Fraught with these problems (and there are many more), it seems that the burden of evidence must here lie with he who seeks to establish the adequacy of chance and selection in finely-tuning this pool of amino acids. And this isn’t by any means the only feature which appears to have been delicately optimised either. The genetic code is also finely tuned in order to minimise the detrimental effects of mutations (for details, see my previous article).

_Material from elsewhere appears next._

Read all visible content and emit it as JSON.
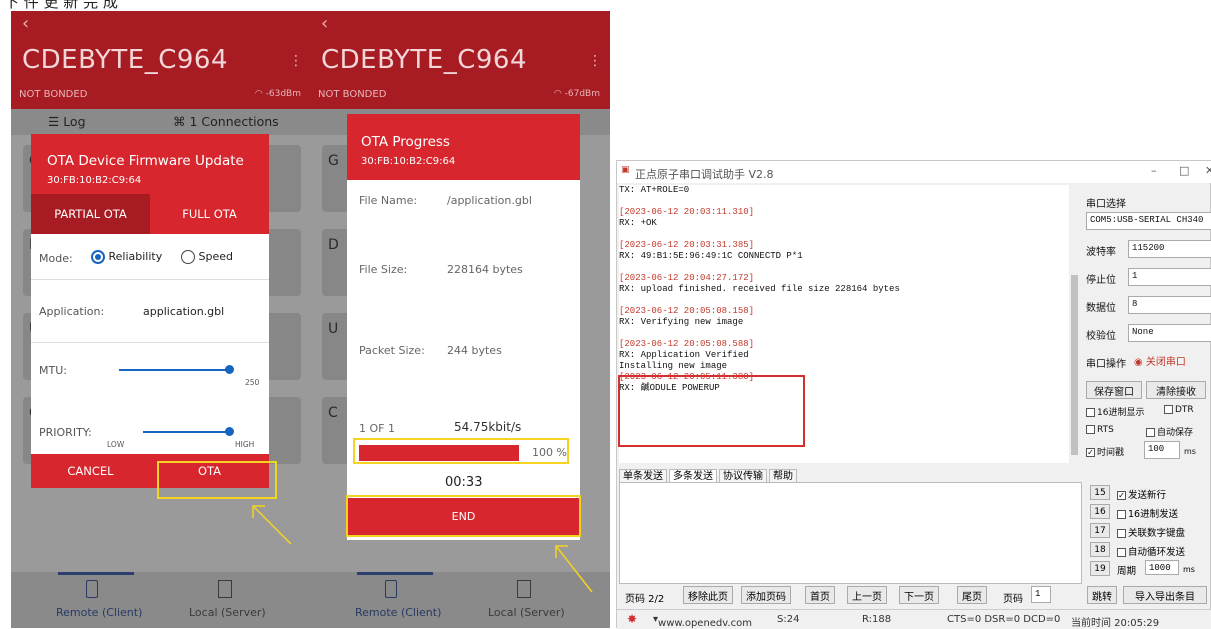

If chance and necessity are seemingly inadequate, either on their own or in co-operation, what about the causal powers of agent causality? Such delicately balanced and finely-tuned parameters are routinely associated with purposive agents. Agents are uniquely endowed with the capacity of foresight, and have the capacity to visualise and subsequently actualise a complex and finely-tuned information-rich system, otherwise unattainable by chance and law. If, in every other realm of experience, such features are routinely attributed to intelligent causes, and we have seen no reason to think that this intuition is mistaken, are we not justified in positing and inferring that these systems we are finding in biology also originated at the will of a purposive conscious agent? Let me conclude by quoting from Stephen C. Meyer’s groundbreaking book, Signature in the Cell (page 452):
Everywhere in our high-tech environment we observe complex events, artifacts, and systems that impel our minds to recognize the activity of other minds: minds that communicate, plan, and design. But to detect the presence of mind, to detect the activity of intelligence in the echo of its effects, requires a mode of reasoning — indeed, a form of knowledge — that science, or at least official biology, has long excluded. If living things — things that we manifestly did not design ourselves — bear the hallmarks of design, if they exhibit a signature that would lead us to recognize intelligent activity in any other realm of experience, then perhaps it is time to rehabilitate this lost way of knowing and to rekindle our wonder in the intelligibility and design of nature that first inspired the scientific revolution.